La vittoria di Allawi non dà certezze all’Iraq
È improbabile che Allawi riuscirà a governare con soli 2 seggi di vantaggio su al-Maliki, che intanto denuncia brogli
La vittoria dell’ex primo ministro Allawi alle elezioni irachene non calmerà la situazione in Iraq, anzi. Secondo diversi analisti politici i soli due seggi di vantaggio ottenuti da Allawi sul rivale e premier uscente al-Maliki non basteranno a garantire un parlamento stabile. E forse non basteranno nemmeno per riuscire a formarlo. I 91 seggi raggiunti dalla coalizione di Allawi sono infatti lontani dai 163 che servono a ottenere una maggioranza in parlamento, una cifra che potrà essere raggiunta solo con la collaborazione degli altri partiti. Ma la strada che porterà tutte le coalizioni a lavore insieme è più che impervia.
Secondo l’opinione di Joost Jiltermann dell’Internationl Crisis Group, la parte dell’elettorato di Allawi di radice sunnita renderà molto difficile un’alleanza con i curdi, che dalla loro hanno i 43 seggi ottenuti in Parlamento.
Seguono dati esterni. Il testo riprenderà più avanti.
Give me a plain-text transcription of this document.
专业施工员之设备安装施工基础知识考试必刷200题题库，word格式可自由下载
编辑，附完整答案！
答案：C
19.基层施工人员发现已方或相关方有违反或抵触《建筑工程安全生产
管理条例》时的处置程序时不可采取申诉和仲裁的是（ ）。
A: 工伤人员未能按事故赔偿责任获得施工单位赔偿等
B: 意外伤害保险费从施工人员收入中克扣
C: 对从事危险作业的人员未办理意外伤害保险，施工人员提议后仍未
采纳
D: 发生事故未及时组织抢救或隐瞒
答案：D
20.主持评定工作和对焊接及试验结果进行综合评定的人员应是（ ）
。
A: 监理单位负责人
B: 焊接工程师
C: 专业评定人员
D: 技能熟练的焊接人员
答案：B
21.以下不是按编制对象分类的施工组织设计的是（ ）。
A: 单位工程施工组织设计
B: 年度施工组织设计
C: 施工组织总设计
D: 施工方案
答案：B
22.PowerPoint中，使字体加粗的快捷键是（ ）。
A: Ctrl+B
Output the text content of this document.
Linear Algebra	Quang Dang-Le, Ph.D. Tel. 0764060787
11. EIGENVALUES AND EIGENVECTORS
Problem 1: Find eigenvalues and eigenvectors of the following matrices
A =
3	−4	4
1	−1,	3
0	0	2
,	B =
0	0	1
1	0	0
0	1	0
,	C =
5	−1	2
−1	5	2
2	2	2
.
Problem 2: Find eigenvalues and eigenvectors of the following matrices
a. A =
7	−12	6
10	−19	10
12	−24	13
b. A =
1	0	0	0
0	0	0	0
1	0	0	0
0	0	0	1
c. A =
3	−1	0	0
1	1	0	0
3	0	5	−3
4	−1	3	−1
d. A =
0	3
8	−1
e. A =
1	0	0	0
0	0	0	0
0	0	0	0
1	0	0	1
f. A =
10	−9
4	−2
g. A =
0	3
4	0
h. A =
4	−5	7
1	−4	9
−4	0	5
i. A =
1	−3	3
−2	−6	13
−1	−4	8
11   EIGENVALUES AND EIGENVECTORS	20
E Al-Maliki, con i suoi 89 seggi, non ha nessun interesse ad agevolare la vita del nuovo governo, perché in caso Allawi non riuscisse a controllare la situazione la palla passerebbe a lui.
Ad Melkert, il rappresentante delle Nazioni Unite, ha definito il voto regolare, ma Al-Maliki ha già annunciato che farà ricorso per brogli, affermando che ripetere le votazioni sarà necessario per prevenire un “ritorno alla violenza”. Proprio poche ore prima dell’annuncio della vittoria di Allawi 43 persone sono morte in un doppio attentato a Khalis, a nord di Baghdad, a opera prima di un’autobomba in un mercato e poi di un kamikaze che si è fatto saltare in aria mentre i soccorritori erano in arrivo.
L’ambasciatore degli Stati Uniti Cristopher R. Hill e il Generale Ray Odierno, il capo delle operazioni militari americane in Iraq, hanno chiesto a tutti i partiti di evitare di dire o fare cose che potrebbero infiammare la situazione, già tesa. Le reazioni degli iracheni vanno dalla gioia alla paura: c’è chi fa festa in strada suonando i clacson, c’è chi fa provviste di viveri, temendo scontri violenti e un nuovo coprifuoco. Ma di certo c’è che queste elezioni non hanno tranquillizzato il paese come si sperava.
“In Diyala nessuno è felice,” dice Qais Jihad, 30 anni, riferendosi ai due attentati. “La vittoria ha il sapore del sangue. Vogliamo che i problemi delle elezioni finiscano, e si formi un governo che faccia smettere all’Iraq di sanguinare.” E di questo passo, il ritiro delle truppe americane sembra allontanarsi ancora di più.